こんにちは、PR TIMESの開発部インターンの三宅です。PR TIMESではFAXを用いてプレスリリースの発信を行うことができます。今回、私はこれまで手動で送っていたFAXをWindows環境のC言語のCGIプログラムを作成し自動送信できる仕組みを開発しました。その内容について紹介します。
背景
PR TIMESには、「プレスリリースのFAX配信」というオプションサービスが用意されています。通常はメディアリストとして選定した各メディアにメールでプレスリリースを配信しています。そこにオプションサービスを付加することで、FAXでもリリース配信が行えるようになります。
FAXの送信はカスタマーリレーション部(CR)が手作業で送付しています。PR TIMESでのプレスリリースの配信数の増加に伴いCRの負担が増加していることが課題です。そこで、FAXの送付を自動で行えるようにするプロジェクトが立ち上がりました。
FAXを自動化することが現在社内管理画面の運用改善において重要になっています。しかし、社外のFAX APIサービスを利用することは金額面で厳しいという課題があります。また、当社は毎日大量のFAXを送信しており手動での対応に限界がありました。
弊社が利用しているFAXは、C言語でコンパイルされたバイナリと、公開されているヘッダーファイルのみを持つライブラリが付属しています。このライブラリを利用してFAXを自動化することができるのでは?と考えました。今回は、このライブラリを用いてFAXの送信を自動化するためのAPIを開発しました。
前提
前述の通り、FAXのベンダーから提供されているものはC言語のライブラリとヘッダーファイルのみです。それ以外は非公開のC言語のプログラムとなっています。そのため、実装が未知でありメモリリークの危険性もあり、そういった問題が起こっても私たちで対処できることはほとんどありません。さらに、このライブラリが使用できる環境がWindowsのみであり文字列や改行コードなどで考慮することがいくつもあります。

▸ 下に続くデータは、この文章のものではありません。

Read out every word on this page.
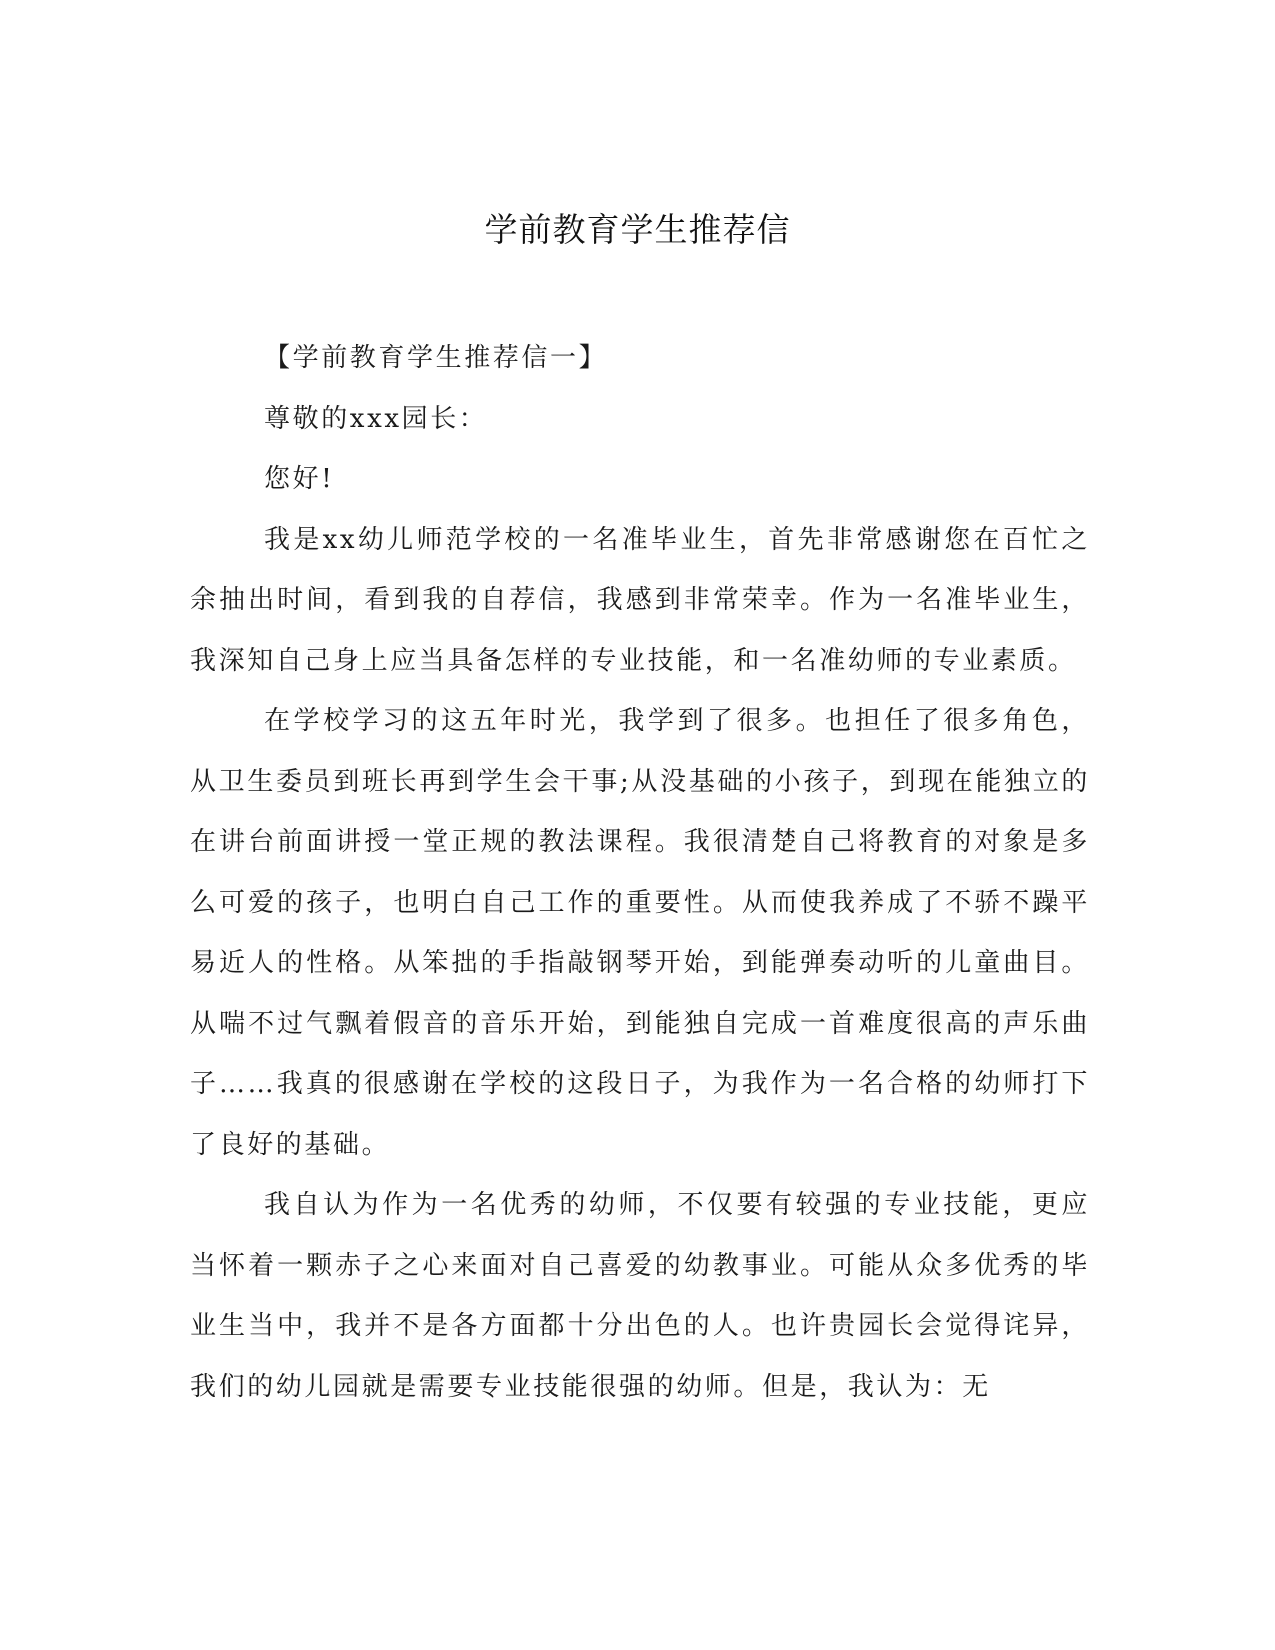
学前教育学生推荐信

【学前教育学生推荐信一】

尊敬的xxx园长：

您好!

我是xx幼儿师范学校的一名准毕业生，首先非常感谢您在百忙之余抽出时间，看到我的自荐信，我感到非常荣幸。作为一名准毕业生，我深知自己身上应当具备怎样的专业技能，和一名准幼师的专业素质。

在学校学习的这五年时光，我学到了很多。也担任了很多角色，从卫生委员到班长再到学生会干事;从没基础的小孩子，到现在能独立的在讲台前面讲授一堂正规的教法课程。我很清楚自己将教育的对象是多么可爱的孩子，也明白自己工作的重要性。从而使我养成了不骄不躁平易近人的性格。从笨拙的手指敲钢琴开始，到能弹奏动听的儿童曲目。从喘不过气飘着假音的音乐开始，到能独自完成一首难度很高的声乐曲子……我真的很感谢在学校的这段日子，为我作为一名合格的幼师打下了良好的基础。

我自认为作为一名优秀的幼师，不仅要有较强的专业技能，更应当怀着一颗赤子之心来面对自己喜爱的幼教事业。可能从众多优秀的毕业生当中，我并不是各方面都十分出色的人。也许贵园长会觉得诧异，我们的幼儿园就是需要专业技能很强的幼师。但是，我认为：无
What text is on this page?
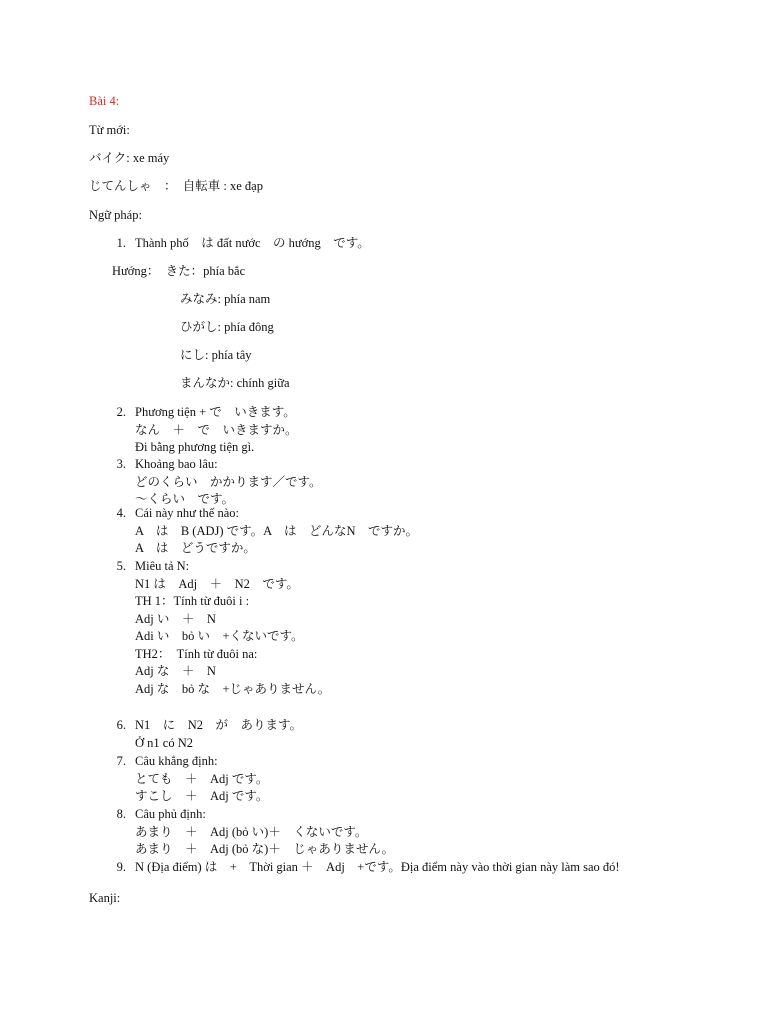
Bài 4:
Từ mới:
バイク: xe máy
じてんしゃ　：　自転車 : xe đạp
Ngữ pháp:
1. Thành phố　は đất nước　の hướng　です。
Hướng：　きた：phía bắc
みなみ: phía nam
ひがし: phía đông
にし: phía tây
まんなか: chính giữa
2. Phương tiện + で　いきます。
なん　＋　で　いきますか。
Đi bằng phương tiện gì.
3. Khoảng bao lâu:
どのくらい　かかります／です。
～くらい　です。
4. Cái này như thế nào:
A　は　B (ADJ) です。A　は　どんなN　ですか。
A　は　どうですか。
5. Miêu tả N:
N1 は　Adj　＋　N2　です。
TH 1：Tính từ đuôi i :
Adj い　＋　N
Adi い　bỏ い　+くないです。
TH2：　Tính từ đuôi na:
Adj な　＋　N
Adj な　bỏ な　+じゃありません。
6. N1　に　N2　が　あります。
Ở n1 có N2
7. Câu khẳng định:
とても　＋　Adj です。
すこし　＋　Adj です。
8. Câu phủ định:
あまり　＋　Adj (bỏ い)＋　くないです。
あまり　＋　Adj (bỏ な)＋　じゃありません。
9. N (Địa điểm) は　+　Thời gian ＋　Adj　+です。Địa điểm này vào thời gian này làm sao đó!
Kanji:
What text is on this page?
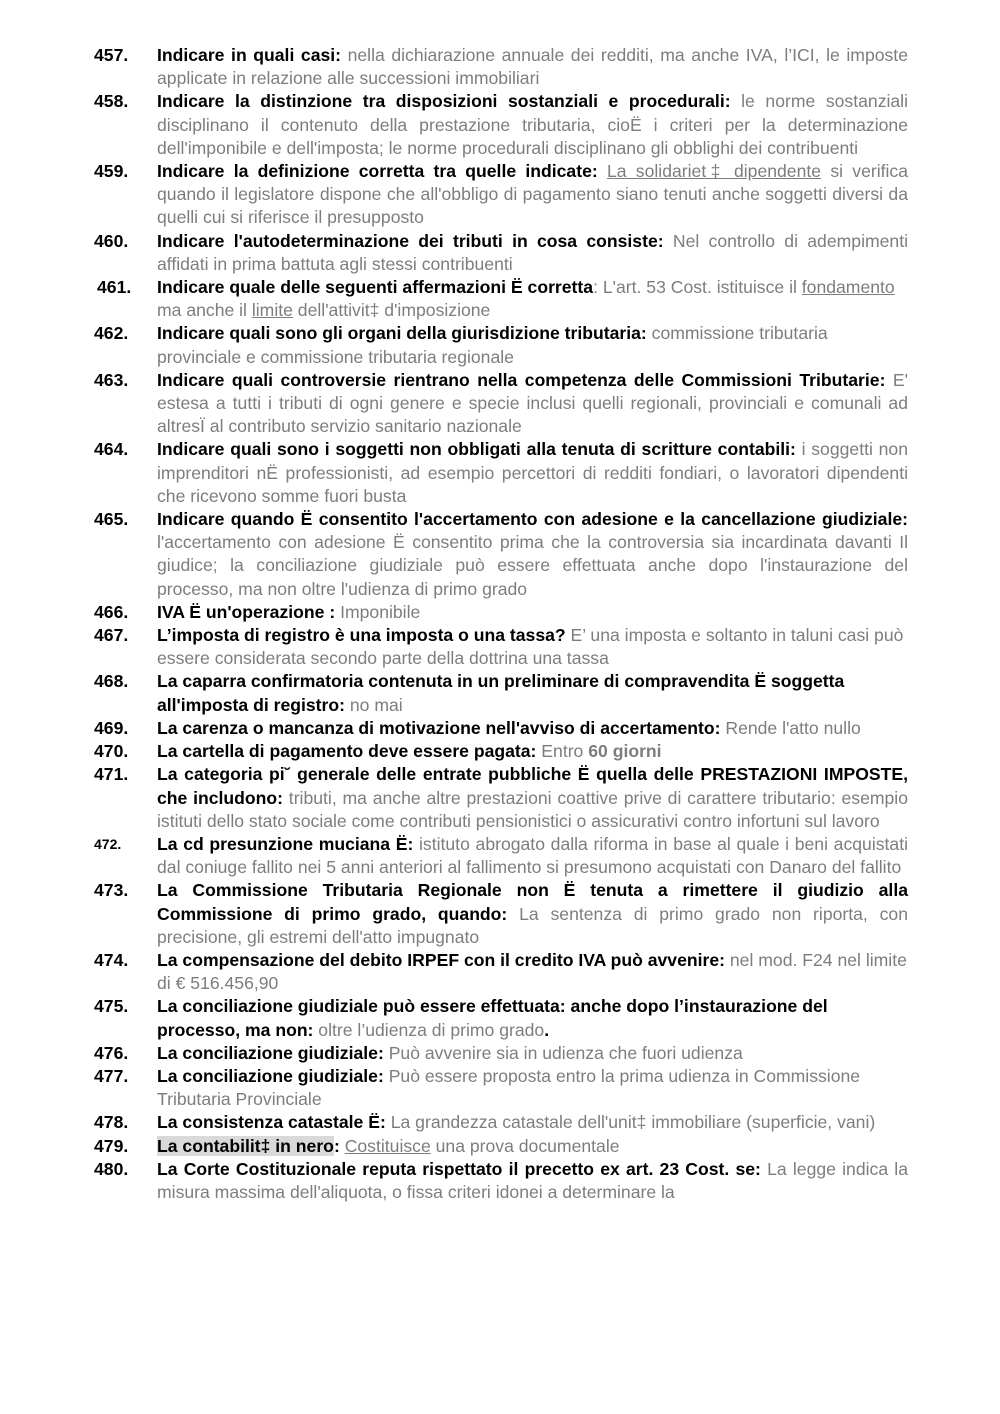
457. Indicare in quali casi: nella dichiarazione annuale dei redditi, ma anche IVA, l’ICI, le imposte applicate in relazione alle successioni immobiliari
458. Indicare la distinzione tra disposizioni sostanziali e procedurali: le norme sostanziali disciplinano il contenuto della prestazione tributaria, cioË i criteri per la determinazione dell'imponibile e dell'imposta; le norme procedurali disciplinano gli obblighi dei contribuenti
459. Indicare la definizione corretta tra quelle indicate: La solidariet‡ dipendente si verifica quando il legislatore dispone che all'obbligo di pagamento siano tenuti anche soggetti diversi da quelli cui si riferisce il presupposto
460. Indicare l'autodeterminazione dei tributi in cosa consiste: Nel controllo di adempimenti affidati in prima battuta agli stessi contribuenti
461. Indicare quale delle seguenti affermazioni Ë corretta: L'art. 53 Cost. istituisce il fondamento ma anche il limite dell'attivit‡ d'imposizione
462. Indicare quali sono gli organi della giurisdizione tributaria: commissione tributaria provinciale e commissione tributaria regionale
463. Indicare quali controversie rientrano nella competenza delle Commissioni Tributarie: E' estesa a tutti i tributi di ogni genere e specie inclusi quelli regionali, provinciali e comunali ad altresÏ al contributo servizio sanitario nazionale
464. Indicare quali sono i soggetti non obbligati alla tenuta di scritture contabili: i soggetti non imprenditori nË professionisti, ad esempio percettori di redditi fondiari, o lavoratori dipendenti che ricevono somme fuori busta
465. Indicare quando Ë consentito l'accertamento con adesione e la cancellazione giudiziale: l'accertamento con adesione Ë consentito prima che la controversia sia incardinata davanti Il giudice; la conciliazione giudiziale può essere effettuata anche dopo l'instaurazione del processo, ma non oltre l'udienza di primo grado
466. IVA Ë un'operazione : Imponibile
467. L’imposta di registro è una imposta o una tassa? E’ una imposta e soltanto in taluni casi può essere considerata secondo parte della dottrina una tassa
468. La caparra confirmatoria contenuta in un preliminare di compravendita Ë soggetta all'imposta di registro: no mai
469. La carenza o mancanza di motivazione nell'avviso di accertamento: Rende l'atto nullo
470. La cartella di pagamento deve essere pagata: Entro 60 giorni
471. La categoria pi˘ generale delle entrate pubbliche Ë quella delle PRESTAZIONI IMPOSTE, che includono: tributi, ma anche altre prestazioni coattive prive di carattere tributario: esempio istituti dello stato sociale come contributi pensionistici o assicurativi contro infortuni sul lavoro
472. La cd presunzione muciana Ë: istituto abrogato dalla riforma in base al quale i beni acquistati dal coniuge fallito nei 5 anni anteriori al fallimento si presumono acquistati con Danaro del fallito
473. La Commissione Tributaria Regionale non Ë tenuta a rimettere il giudizio alla Commissione di primo grado, quando: La sentenza di primo grado non riporta, con precisione, gli estremi dell'atto impugnato
474. La compensazione del debito IRPEF con il credito IVA può avvenire: nel mod. F24 nel limite di € 516.456,90
475. La conciliazione giudiziale può essere effettuata: anche dopo l’instaurazione del processo, ma non: oltre l’udienza di primo grado.
476. La conciliazione giudiziale: Può avvenire sia in udienza che fuori udienza
477. La conciliazione giudiziale: Può essere proposta entro la prima udienza in Commissione Tributaria Provinciale
478. La consistenza catastale Ë: La grandezza catastale dell'unit‡ immobiliare (superficie, vani)
479. La contabilit‡ in nero: Costituisce una prova documentale
480. La Corte Costituzionale reputa rispettato il precetto ex art. 23 Cost. se: La legge indica la misura massima dell'aliquota, o fissa criteri idonei a determinare la
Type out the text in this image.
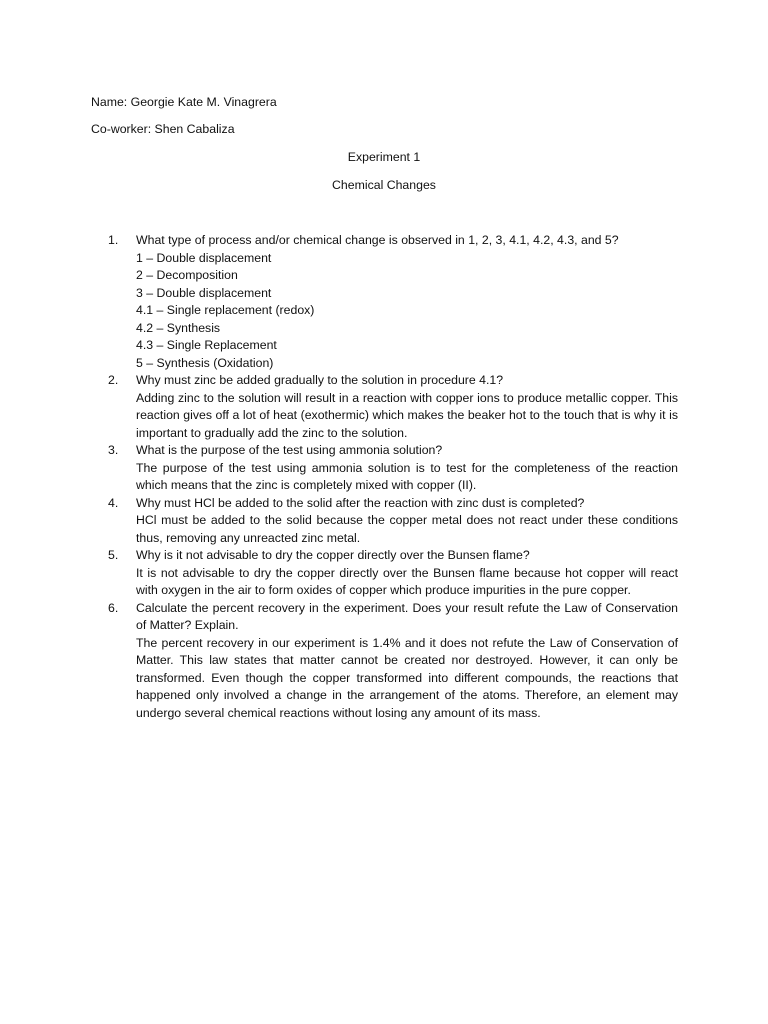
Name: Georgie Kate M. Vinagrera
Co-worker: Shen Cabaliza
Experiment 1
Chemical Changes
1. What type of process and/or chemical change is observed in 1, 2, 3, 4.1, 4.2, 4.3, and 5?
1 – Double displacement
2 – Decomposition
3 – Double displacement
4.1 – Single replacement (redox)
4.2 – Synthesis
4.3 – Single Replacement
5 – Synthesis (Oxidation)
2. Why must zinc be added gradually to the solution in procedure 4.1?
Adding zinc to the solution will result in a reaction with copper ions to produce metallic copper. This reaction gives off a lot of heat (exothermic) which makes the beaker hot to the touch that is why it is important to gradually add the zinc to the solution.
3. What is the purpose of the test using ammonia solution?
The purpose of the test using ammonia solution is to test for the completeness of the reaction which means that the zinc is completely mixed with copper (II).
4. Why must HCl be added to the solid after the reaction with zinc dust is completed?
HCl must be added to the solid because the copper metal does not react under these conditions thus, removing any unreacted zinc metal.
5. Why is it not advisable to dry the copper directly over the Bunsen flame?
It is not advisable to dry the copper directly over the Bunsen flame because hot copper will react with oxygen in the air to form oxides of copper which produce impurities in the pure copper.
6. Calculate the percent recovery in the experiment. Does your result refute the Law of Conservation of Matter? Explain.
The percent recovery in our experiment is 1.4% and it does not refute the Law of Conservation of Matter. This law states that matter cannot be created nor destroyed. However, it can only be transformed. Even though the copper transformed into different compounds, the reactions that happened only involved a change in the arrangement of the atoms. Therefore, an element may undergo several chemical reactions without losing any amount of its mass.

このような背景もあり、今回はC言語(一部C++の標準ライブラリ)を利用して、できる限りシンプルなCGIのプログラムを作成しました。そのCGIのプログラムをIISで実行することで、メンテナンスしやすく、メモリーリークなどライブラリ側に不具合があっても心配がない実装にできます。
設計
これ以降、今回実装するAPIをFAX HTTP APIと呼称します。FAX HTTP APIはIIS上のCGIとして動作させ、FAXの送信に必要なデータをリクエストで受け取り、送信を行なうFAXサーバーに要求を行なう責務を担います。なお、FAXサーバーに要求を行なってから実際にFAXが送信されるまでには一定の時間がかかります。そのため、FAXの送信ログを収集するプログラムも開発しました。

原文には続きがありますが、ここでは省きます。